Did you know if your vehicle does not meet certain safety requirements it is illegal to drive it on the roads? And if you do and get in an accident you can be held liable and negligent. Should be same for computers. If your computer is creating a “safety hazard” for others it should not be permitted on the information highway (internet).

Did you know it is illegal to ATTEMPT to burglarize or rob people. That is exactly what many of these bot net controlled systems are doing.

Did you know if you know of such illegal actions and you do nothing you may be an accomplice. ISP have ability to detect and wall off these bots with very low overhead (can easily be automated). And since they know they exist, and in fairly significant quantities, not doing so amounts to being an accomplice to an attempted crime.

If they (ISP) knowingly permit use of their private network for illegal activity and do not take reasonable action to prohibit such activity they can and should be held liable as an accomplice (it is their private network under their direct control and responsibility).

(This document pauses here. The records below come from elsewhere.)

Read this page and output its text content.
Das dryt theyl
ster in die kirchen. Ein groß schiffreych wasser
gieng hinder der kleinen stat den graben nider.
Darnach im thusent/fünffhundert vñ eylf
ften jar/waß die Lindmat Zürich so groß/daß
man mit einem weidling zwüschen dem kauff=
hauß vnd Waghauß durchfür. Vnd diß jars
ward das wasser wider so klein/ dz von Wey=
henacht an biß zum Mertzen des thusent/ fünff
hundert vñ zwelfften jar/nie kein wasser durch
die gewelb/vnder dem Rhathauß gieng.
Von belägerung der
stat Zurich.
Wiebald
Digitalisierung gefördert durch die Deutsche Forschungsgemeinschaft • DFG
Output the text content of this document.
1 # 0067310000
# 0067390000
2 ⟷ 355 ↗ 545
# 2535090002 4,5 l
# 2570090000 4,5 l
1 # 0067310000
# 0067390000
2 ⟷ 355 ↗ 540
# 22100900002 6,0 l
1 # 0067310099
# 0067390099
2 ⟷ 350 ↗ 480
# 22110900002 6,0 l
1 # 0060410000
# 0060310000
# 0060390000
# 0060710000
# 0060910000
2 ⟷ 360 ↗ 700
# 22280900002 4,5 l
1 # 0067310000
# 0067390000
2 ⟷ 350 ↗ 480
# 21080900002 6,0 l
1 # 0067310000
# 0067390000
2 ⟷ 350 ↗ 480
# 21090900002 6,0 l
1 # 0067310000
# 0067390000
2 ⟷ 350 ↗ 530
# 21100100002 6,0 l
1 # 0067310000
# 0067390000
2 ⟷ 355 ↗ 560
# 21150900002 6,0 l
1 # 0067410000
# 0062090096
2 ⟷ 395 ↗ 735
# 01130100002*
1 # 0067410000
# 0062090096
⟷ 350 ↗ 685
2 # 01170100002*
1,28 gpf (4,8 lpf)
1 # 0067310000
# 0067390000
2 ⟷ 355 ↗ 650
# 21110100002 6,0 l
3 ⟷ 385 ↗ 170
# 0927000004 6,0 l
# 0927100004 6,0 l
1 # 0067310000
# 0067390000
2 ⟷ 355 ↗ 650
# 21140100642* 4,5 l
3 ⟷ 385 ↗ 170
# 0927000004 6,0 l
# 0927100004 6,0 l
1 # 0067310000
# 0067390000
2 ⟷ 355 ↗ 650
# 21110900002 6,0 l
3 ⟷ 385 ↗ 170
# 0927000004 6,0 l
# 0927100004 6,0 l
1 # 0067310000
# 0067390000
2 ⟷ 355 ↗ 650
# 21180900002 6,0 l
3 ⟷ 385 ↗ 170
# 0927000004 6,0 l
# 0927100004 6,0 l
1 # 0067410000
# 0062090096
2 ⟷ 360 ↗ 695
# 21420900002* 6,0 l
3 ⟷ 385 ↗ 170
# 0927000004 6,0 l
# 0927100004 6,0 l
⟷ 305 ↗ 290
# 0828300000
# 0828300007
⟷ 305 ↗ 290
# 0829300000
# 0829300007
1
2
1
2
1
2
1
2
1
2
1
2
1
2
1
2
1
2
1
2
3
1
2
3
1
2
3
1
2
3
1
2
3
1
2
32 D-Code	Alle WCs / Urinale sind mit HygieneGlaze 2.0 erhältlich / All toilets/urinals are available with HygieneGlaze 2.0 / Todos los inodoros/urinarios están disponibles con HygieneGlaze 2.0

It is very easy to detect these infected systems, and without infringing on the privacy of customers. Just look at your own NAT/Router/Gateway log. You can see and detect them very easily. All an ISP has to do is set up a few “dummy” systems to log such attempted accesses and use an algorithm to weed out the ordinary inadvertent access attempts from the bots.

I am sure there are even more effective means, but this is just to illustrate the point that 'spying' on the customer is not required. Those such arguments are probably put forth by SPAMers and/or BOT NET operators engaging in fear mongering to protect their illegal operations.

I for one would like to see the rest of the ISP's follow suite. Especially the big cable and telecom operators. You know who you are Comcast and Verizon. How about it, can you match the challenge?

Unreasonable
join:2007-10-15
Portland, OR

Unreasonable

Member

Re: Know Before You Speak

My only reservation is that these are the same people who when I called in to advise them that a workman with a trencher had severed their cable, advised me to reboot my pc.

Simply put, I deeply mistrust the technical abilities of any isp, and I don't want my service impacted because some junior tech somewhere thinks that he knows normal activity from my network better than I do.

It's a good idea in theory, but I suspect that it will fail miserably due to poor execution.